It is unacceptable that rentals at Luburma market are being charged in dollars
The Minister of Commerce Mrs. Margaret Mwanakatwe made it very clear that all rentals and payments including prices of commodities should not be quoted in dollars.
It is therefore disgusting that a foreign company right here in Lusaka should choose to defy a minister, barely 10 days after the Minister visited the market precisely because of complaints from customers that they were being charged in dollars instead of Kwacha.
Mrs. Mwanakatwe accompanied by her counterpart at the Ministry of Local Government and Housing John Phiri, the Mayor of Lusaka George Nyendwa and his town clerk Alex Mwansa, Commerce Permanent Secretary Siazongo Siakelenge and Lusaka District Commissioner, Stardy Mwale, toured the market and gave very specific instructions that the rentals at this very controversial site should be paid in Kwacha.
It is only fair that the owners must obey instructions or attract attention to the contract under which the building was developed.
According to records the shops were constructed in 2002 under a 65-year lease agreement.
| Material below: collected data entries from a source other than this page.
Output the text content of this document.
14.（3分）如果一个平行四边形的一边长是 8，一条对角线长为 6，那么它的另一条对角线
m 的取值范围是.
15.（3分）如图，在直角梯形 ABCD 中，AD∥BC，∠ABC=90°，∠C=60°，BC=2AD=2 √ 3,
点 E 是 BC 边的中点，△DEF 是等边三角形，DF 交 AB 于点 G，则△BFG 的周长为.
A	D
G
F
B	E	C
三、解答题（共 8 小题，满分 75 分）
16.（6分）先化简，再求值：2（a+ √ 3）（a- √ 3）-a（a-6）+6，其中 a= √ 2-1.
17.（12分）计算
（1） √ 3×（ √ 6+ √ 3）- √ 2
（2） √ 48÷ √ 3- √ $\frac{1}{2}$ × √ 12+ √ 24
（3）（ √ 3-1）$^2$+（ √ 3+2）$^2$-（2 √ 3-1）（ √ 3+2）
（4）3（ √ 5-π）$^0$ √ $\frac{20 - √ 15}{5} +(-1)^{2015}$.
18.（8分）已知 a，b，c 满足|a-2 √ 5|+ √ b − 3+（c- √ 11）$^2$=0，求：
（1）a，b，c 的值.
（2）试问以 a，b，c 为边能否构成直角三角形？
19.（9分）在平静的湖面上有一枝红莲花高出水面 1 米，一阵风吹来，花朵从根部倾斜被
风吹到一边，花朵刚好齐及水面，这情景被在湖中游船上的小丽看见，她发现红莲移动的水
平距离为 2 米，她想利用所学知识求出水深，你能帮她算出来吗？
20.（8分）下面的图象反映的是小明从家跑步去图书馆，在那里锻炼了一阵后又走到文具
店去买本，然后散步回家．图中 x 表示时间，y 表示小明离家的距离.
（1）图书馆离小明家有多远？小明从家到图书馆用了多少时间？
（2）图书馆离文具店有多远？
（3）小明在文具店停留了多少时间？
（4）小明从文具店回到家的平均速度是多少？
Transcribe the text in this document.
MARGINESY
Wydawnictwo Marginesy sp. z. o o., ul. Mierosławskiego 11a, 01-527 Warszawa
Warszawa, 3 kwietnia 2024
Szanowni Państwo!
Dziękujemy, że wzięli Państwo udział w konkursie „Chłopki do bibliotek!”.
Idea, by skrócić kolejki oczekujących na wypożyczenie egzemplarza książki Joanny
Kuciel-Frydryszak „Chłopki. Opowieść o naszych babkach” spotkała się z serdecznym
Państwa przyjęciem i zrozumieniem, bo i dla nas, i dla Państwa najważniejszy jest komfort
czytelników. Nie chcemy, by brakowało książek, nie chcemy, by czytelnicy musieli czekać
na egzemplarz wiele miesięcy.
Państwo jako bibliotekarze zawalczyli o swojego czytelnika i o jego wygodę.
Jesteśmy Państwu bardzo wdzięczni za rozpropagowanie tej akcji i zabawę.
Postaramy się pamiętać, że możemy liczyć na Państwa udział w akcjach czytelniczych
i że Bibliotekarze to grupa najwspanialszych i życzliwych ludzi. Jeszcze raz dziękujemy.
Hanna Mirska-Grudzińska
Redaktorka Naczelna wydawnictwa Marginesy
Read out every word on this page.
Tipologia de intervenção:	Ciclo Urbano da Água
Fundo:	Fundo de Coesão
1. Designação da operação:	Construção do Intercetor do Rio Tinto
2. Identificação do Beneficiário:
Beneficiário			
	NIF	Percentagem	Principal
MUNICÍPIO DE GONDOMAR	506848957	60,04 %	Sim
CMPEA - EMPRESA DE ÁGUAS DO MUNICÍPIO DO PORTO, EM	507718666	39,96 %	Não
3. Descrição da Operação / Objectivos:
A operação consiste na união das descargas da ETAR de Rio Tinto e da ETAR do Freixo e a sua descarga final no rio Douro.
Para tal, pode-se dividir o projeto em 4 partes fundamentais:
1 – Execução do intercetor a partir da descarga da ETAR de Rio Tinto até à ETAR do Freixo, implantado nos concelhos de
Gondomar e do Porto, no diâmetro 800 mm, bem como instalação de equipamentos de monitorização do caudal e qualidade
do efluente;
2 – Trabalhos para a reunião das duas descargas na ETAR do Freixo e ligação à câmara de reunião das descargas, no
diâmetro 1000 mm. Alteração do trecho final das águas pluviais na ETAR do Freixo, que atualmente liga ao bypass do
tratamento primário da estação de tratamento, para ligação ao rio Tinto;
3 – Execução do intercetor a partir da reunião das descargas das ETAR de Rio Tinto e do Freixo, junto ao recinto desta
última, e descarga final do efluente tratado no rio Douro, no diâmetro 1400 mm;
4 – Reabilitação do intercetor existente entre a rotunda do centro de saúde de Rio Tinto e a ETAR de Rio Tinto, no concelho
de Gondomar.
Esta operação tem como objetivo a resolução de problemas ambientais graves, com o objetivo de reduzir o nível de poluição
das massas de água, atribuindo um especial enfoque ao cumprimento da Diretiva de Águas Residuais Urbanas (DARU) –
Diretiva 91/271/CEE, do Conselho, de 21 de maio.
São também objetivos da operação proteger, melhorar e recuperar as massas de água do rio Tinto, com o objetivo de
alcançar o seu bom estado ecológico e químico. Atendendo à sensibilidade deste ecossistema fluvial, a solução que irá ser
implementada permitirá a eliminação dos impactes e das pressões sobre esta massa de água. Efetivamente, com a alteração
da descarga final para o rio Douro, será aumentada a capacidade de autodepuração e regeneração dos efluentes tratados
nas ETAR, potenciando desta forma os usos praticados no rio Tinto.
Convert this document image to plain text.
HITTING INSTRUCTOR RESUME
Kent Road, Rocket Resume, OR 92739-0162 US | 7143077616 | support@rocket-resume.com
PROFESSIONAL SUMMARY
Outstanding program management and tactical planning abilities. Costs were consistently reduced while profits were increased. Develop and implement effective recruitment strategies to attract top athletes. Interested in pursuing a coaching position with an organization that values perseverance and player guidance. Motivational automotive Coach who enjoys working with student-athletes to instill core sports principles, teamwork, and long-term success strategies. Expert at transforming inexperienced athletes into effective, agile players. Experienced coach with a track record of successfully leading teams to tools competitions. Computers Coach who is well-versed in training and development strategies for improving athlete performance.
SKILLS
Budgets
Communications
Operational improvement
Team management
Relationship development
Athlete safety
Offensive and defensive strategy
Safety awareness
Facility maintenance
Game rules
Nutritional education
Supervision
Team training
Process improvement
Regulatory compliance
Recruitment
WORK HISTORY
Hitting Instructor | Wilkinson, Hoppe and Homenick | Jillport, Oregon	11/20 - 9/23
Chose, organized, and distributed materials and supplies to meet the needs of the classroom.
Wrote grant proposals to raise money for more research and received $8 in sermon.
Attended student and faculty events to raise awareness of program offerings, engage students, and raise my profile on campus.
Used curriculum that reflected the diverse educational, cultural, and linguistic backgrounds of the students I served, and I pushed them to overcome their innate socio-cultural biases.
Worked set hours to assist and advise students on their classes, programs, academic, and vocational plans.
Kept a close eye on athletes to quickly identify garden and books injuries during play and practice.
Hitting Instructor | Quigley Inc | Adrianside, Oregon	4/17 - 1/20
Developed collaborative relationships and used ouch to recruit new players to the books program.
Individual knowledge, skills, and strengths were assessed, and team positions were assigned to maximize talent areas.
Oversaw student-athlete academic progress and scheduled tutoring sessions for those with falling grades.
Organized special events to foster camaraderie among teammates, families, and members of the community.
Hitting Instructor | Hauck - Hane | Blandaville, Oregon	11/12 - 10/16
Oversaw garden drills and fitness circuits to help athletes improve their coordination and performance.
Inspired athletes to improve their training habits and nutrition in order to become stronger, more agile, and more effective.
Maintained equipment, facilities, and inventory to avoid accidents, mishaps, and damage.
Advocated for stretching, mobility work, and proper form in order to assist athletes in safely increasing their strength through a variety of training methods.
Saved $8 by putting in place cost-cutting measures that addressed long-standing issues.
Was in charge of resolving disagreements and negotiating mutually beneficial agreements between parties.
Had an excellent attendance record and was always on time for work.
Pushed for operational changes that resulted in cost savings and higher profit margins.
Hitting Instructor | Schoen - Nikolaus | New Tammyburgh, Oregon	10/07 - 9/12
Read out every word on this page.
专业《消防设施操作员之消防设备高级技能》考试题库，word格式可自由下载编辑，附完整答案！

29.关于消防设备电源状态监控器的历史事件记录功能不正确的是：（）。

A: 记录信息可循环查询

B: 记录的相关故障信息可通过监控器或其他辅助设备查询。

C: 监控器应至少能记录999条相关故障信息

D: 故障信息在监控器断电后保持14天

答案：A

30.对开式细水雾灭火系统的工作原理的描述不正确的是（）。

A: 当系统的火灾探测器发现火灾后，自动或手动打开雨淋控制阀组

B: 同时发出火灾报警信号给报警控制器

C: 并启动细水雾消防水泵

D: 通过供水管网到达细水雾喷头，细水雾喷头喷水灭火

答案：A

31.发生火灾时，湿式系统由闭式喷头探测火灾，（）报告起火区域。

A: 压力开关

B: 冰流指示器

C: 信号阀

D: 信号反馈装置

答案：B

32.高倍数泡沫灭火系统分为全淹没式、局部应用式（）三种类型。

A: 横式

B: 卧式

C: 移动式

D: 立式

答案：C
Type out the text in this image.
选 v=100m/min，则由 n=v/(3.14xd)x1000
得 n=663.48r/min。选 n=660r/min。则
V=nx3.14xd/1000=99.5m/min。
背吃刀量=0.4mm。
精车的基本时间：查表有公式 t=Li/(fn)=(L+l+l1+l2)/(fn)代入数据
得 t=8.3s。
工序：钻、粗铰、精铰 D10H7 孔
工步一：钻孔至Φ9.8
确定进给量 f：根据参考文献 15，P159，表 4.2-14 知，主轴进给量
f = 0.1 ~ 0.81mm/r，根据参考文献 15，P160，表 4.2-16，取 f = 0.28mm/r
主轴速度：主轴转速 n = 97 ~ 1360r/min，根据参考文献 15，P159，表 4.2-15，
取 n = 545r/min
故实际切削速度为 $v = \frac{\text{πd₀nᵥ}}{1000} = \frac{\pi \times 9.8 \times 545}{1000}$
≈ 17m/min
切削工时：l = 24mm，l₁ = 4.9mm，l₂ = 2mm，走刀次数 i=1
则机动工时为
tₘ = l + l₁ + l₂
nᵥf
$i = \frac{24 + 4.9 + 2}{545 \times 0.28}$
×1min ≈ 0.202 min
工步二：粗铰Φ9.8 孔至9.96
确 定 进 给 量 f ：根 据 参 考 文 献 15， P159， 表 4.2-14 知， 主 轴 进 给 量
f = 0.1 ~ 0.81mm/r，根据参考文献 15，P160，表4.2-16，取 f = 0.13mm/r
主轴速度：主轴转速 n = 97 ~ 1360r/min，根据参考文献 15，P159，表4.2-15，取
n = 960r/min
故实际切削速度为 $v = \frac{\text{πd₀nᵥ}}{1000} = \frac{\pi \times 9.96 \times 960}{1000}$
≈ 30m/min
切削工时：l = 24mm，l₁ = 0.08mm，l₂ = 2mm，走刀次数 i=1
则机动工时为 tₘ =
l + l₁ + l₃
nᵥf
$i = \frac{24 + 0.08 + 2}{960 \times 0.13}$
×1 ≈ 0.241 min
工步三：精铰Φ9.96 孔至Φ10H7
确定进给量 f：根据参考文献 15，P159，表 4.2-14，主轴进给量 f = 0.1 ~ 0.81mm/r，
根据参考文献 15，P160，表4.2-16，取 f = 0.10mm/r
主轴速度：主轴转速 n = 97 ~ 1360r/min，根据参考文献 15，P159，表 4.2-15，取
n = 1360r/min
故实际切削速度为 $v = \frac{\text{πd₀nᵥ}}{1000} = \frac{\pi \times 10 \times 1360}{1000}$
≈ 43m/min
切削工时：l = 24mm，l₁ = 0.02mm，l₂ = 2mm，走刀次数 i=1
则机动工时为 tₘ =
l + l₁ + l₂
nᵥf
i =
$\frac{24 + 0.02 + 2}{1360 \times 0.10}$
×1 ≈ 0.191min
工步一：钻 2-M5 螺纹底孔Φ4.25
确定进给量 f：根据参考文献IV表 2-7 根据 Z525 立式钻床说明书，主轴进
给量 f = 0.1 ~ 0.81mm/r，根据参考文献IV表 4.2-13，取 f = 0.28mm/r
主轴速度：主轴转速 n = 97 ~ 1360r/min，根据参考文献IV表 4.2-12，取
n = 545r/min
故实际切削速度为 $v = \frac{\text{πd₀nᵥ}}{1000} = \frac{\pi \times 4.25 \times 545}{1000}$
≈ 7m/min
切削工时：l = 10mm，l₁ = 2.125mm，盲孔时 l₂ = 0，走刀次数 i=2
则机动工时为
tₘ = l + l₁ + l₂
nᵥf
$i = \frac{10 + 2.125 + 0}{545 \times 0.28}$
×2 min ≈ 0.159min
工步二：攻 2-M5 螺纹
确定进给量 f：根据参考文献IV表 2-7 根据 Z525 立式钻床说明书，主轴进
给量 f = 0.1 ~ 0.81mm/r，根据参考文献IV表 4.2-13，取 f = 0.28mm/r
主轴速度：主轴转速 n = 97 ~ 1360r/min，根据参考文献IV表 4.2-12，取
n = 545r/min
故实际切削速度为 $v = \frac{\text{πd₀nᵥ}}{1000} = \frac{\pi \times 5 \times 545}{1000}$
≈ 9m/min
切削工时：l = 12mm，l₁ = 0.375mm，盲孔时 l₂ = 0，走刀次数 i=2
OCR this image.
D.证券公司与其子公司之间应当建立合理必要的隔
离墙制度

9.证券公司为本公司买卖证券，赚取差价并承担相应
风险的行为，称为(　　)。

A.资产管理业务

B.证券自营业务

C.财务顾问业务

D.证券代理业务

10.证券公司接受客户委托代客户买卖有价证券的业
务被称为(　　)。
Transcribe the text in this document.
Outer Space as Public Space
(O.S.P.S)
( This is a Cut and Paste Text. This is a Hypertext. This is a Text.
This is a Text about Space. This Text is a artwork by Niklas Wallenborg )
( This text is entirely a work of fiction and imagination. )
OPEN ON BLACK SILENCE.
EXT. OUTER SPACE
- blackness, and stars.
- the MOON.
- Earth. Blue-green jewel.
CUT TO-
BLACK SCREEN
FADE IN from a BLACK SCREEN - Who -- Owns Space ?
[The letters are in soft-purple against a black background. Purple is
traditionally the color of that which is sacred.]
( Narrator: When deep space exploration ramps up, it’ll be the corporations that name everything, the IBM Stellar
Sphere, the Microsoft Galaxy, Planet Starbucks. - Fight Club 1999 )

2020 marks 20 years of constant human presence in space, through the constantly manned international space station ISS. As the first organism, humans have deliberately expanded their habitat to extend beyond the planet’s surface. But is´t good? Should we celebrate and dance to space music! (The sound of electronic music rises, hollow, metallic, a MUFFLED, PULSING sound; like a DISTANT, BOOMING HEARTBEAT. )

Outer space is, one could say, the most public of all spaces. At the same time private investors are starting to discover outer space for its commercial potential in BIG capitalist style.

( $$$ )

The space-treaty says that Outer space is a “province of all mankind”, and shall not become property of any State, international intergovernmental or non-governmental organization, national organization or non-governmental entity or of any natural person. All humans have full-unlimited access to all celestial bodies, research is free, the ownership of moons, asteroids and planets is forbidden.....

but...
At face value this does not sound right and the quality of development does not fit into the PPP scheme much as the country wants investment, this must be in areas where the local people are unable to perform or indeed the expertise required is so complicated and beyond indigenous reach.
There is no evidence that these pre-requisites have been satisfied. If anything this type of investment which is not productive but purely consumptive should raise sufficient ire in government to call for a review.
One of the greatest dangers in Zambia is that most contracts for infrastructure development were being given to foreign companies, which invariably remit proceeds to their domiciles in United States dollars leaving nothing in the economy.
Little wonder there is very serious demand for the dollar. Our investors grow chickens and vegetables which they sell at the market then remit whatever money is earned. This cannot be allowed to continue especially that the US$5000 limit per transaction is breached through multiple transactions conducted through our fairly porous exchange bureau.
We are amongst the very few countries in the world without exchange controls. This is supposed to serve as an attraction to investors and rightly so too. But unfortunately this is being abused. It will be very interesting how the dollars earned at the Luburma Market are banked.
In fact we would wish to challenge the Ministry of commerce to look into this matter and tell the country how a company that is defying lawful instructions is actually spending proceeds from illegal transactions.
While we admit that government must not jeopardize investment opportunities by imposing draconian exchange controls we do not agree that a totally laissez faire arrangement must exist.
There must be a modicum of regulation to stop abuse while at the same time attracting investment that will help us in effective import substitution thereby conserving our limited foreign exchange for use in more pressing areas.
Zambia now more than ever before must seriously consider an effective diversification programme that will respond to the crash of copper as our single most important commodity for foreign exchange.